The company was founded in Ruhrort 1756 by Jan Willem Noot and began as a small storage business. His daughter and her husband, Jacob Haniel, took on the business after his death and began transporting goods around the country. Their youngest son, Franz Haniel, joined the business, renamed it and became the main driving force. Alongside his brother, Gerhard, Franz made the company active in twice as many businesses, including merchant shipping. Franz Haniel expanded the family enterprise on many levels. By the time of his death in 1868, business activities had been established in industry, mining, trade and shipping. His family took up where he left off and grew the business, always adhering to the social values of Franz.
Today, Haniel is an international Group with turnovers of ?29 billion and some 58,000 employees. Named after the man whose entrepreneurial spirit got the company where it is today, chairman Franz M Haniel (pictured) comments on leading one of Europe's largest privately owned family businesses.
"There have been many phases of change in Haniel's history, out of which we have always emerged stronger and even more successful," he says. "We underwent the transformation from a Duisburg grocery trader to an industrial enterprise that has achieved nationwide success at an early stage. And most recently it took us less than 30 years to establish ourselves on the basis of modern business models at the European level. Now we will again break new ground."
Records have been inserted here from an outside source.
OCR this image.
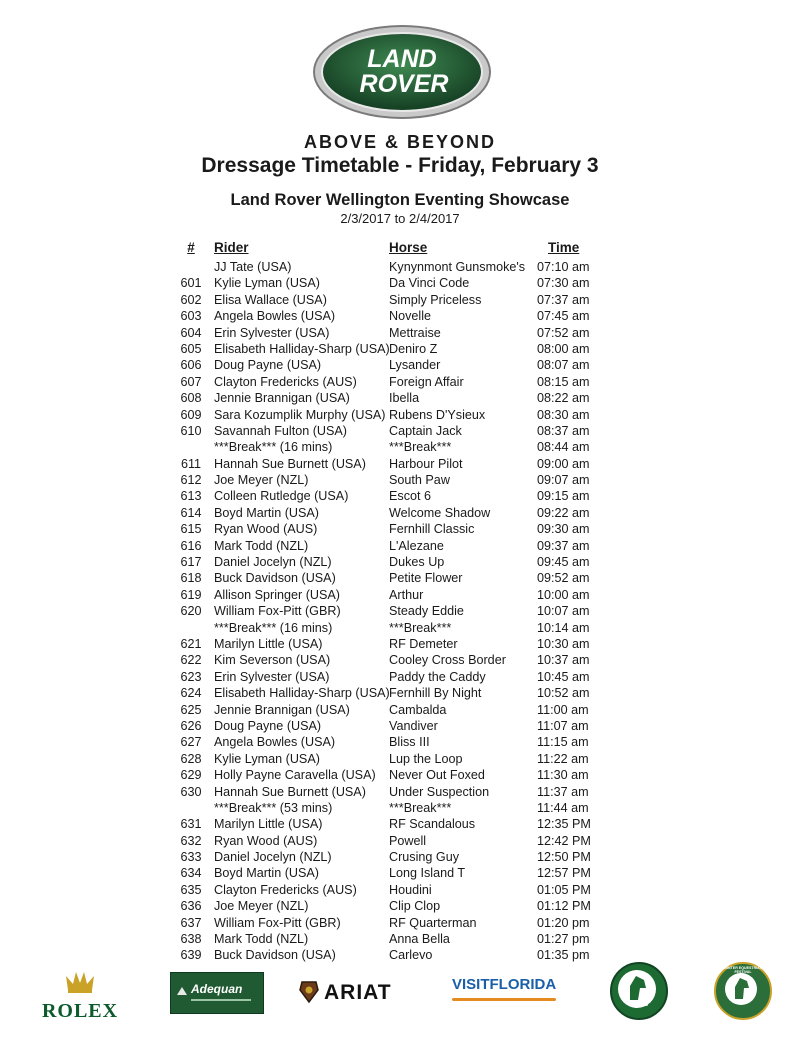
LAND
ROVER
ABOVE & BEYOND
Dressage Timetable - Friday, February 3
Land Rover Wellington Eventing Showcase
2/3/2017 to 2/4/2017
#	Rider	Horse	Time
JJ Tate (USA)	Kynynmont Gunsmoke's 07:10 am
601 Kylie Lyman (USA)	Da Vinci Code	07:30 am
602 Elisa Wallace (USA)	Simply Priceless	07:37 am
603 Angela Bowles (USA)	Novelle	07:45 am
604 Erin Sylvester (USA)	Mettraise	07:52 am
605 Elisabeth Halliday-Sharp (USA) Deniro Z	08:00 am
606 Doug Payne (USA)	Lysander	08:07 am
607 Clayton Fredericks (AUS)	Foreign Affair	08:15 am
608 Jennie Brannigan (USA)	Ibella	08:22 am
609 Sara Kozumplik Murphy (USA) Rubens D'Ysieux	08:30 am
610 Savannah Fulton (USA)	Captain Jack	08:37 am
***Break*** (16 mins)	***Break***	08:44 am
611 Hannah Sue Burnett (USA) Harbour Pilot	09:00 am
612 Joe Meyer (NZL)	South Paw	09:07 am
613 Colleen Rutledge (USA)	Escot 6	09:15 am
614 Boyd Martin (USA)	Welcome Shadow	09:22 am
615 Ryan Wood (AUS)	Fernhill Classic	09:30 am
616 Mark Todd (NZL)	L'Alezane	09:37 am
617 Daniel Jocelyn (NZL)	Dukes Up	09:45 am
618 Buck Davidson (USA)	Petite Flower	09:52 am
619 Allison Springer (USA)	Arthur	10:00 am
620 William Fox-Pitt (GBR)	Steady Eddie	10:07 am
***Break*** (16 mins)	***Break***	10:14 am
621 Marilyn Little (USA)	RF Demeter	10:30 am
622 Kim Severson (USA)	Cooley Cross Border 10:37 am
623 Erin Sylvester (USA)	Paddy the Caddy	10:45 am
624 Elisabeth Halliday-Sharp (USA) Fernhill By Night	10:52 am
625 Jennie Brannigan (USA)	Cambalda	11:00 am
626 Doug Payne (USA)	Vandiver	11:07 am
627 Angela Bowles (USA)	Bliss III	11:15 am
628 Kylie Lyman (USA)	Lup the Loop	11:22 am
629 Holly Payne Caravella (USA) Never Out Foxed	11:30 am
630 Hannah Sue Burnett (USA) Under Suspection	11:37 am
***Break*** (53 mins)	***Break***	11:44 am
631 Marilyn Little (USA)	RF Scandalous	12:35 PM
632 Ryan Wood (AUS)	Powell	12:42 PM
633 Daniel Jocelyn (NZL)	Crusing Guy	12:50 PM
634 Boyd Martin (USA)	Long Island T	12:57 PM
635 Clayton Fredericks (AUS)	Houdini	01:05 PM
636 Joe Meyer (NZL)	Clip Clop	01:12 PM
637 William Fox-Pitt (GBR)	RF Quarterman	01:20 pm
638 Mark Todd (NZL)	Anna Bella	01:27 pm
639 Buck Davidson (USA)	Carlevo	01:35 pm
ROLEX
Adequan	ARIAT	VISITFLORIDA
PBIEC
WINTER EQUESTRIAN FESTIVAL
Commenting on the extent that Haniel, as a family-owned corporate group, can act in a more sustainable manner than listed companies in terms of acquisitions, Haniel says: "For us as a family, the long-term wellbeing of the company is the top priority. Corporate interests come before individual interests. This reliability makes Haniel a good partner, also as a potential investor. This is certainly an advantage that should not be underestimated with regard to portfolio management.
"In addition, Haniel's homogeneous ownership structure makes it easier to form opinions internally. As a rule, the family makes decisions quickly and also unanimously after the necessary discussions. This enables management to take advantage of entrepreneurial opportunities in an appropriately rapid manner."
When faced with how the Group can position itself as an attractive employer, he comments: "The increasing shortage of qualified management potentials is a problem for society as a whole for which we want to help find a solution. And we can only accomplish this if we point out the prospects for young people and pave the way for them. The family and the company are dedicated to this mission with their combined efforts.
"A symbol of this joint commitment is the Haniel Stiftung, which supports education and training for young people by means of numerous projects. In this way not only all companies, employees and shareholders profit from the current and future economic success of the Group. Haniel's profitability also gives us the opportunity to make a contribution to social development."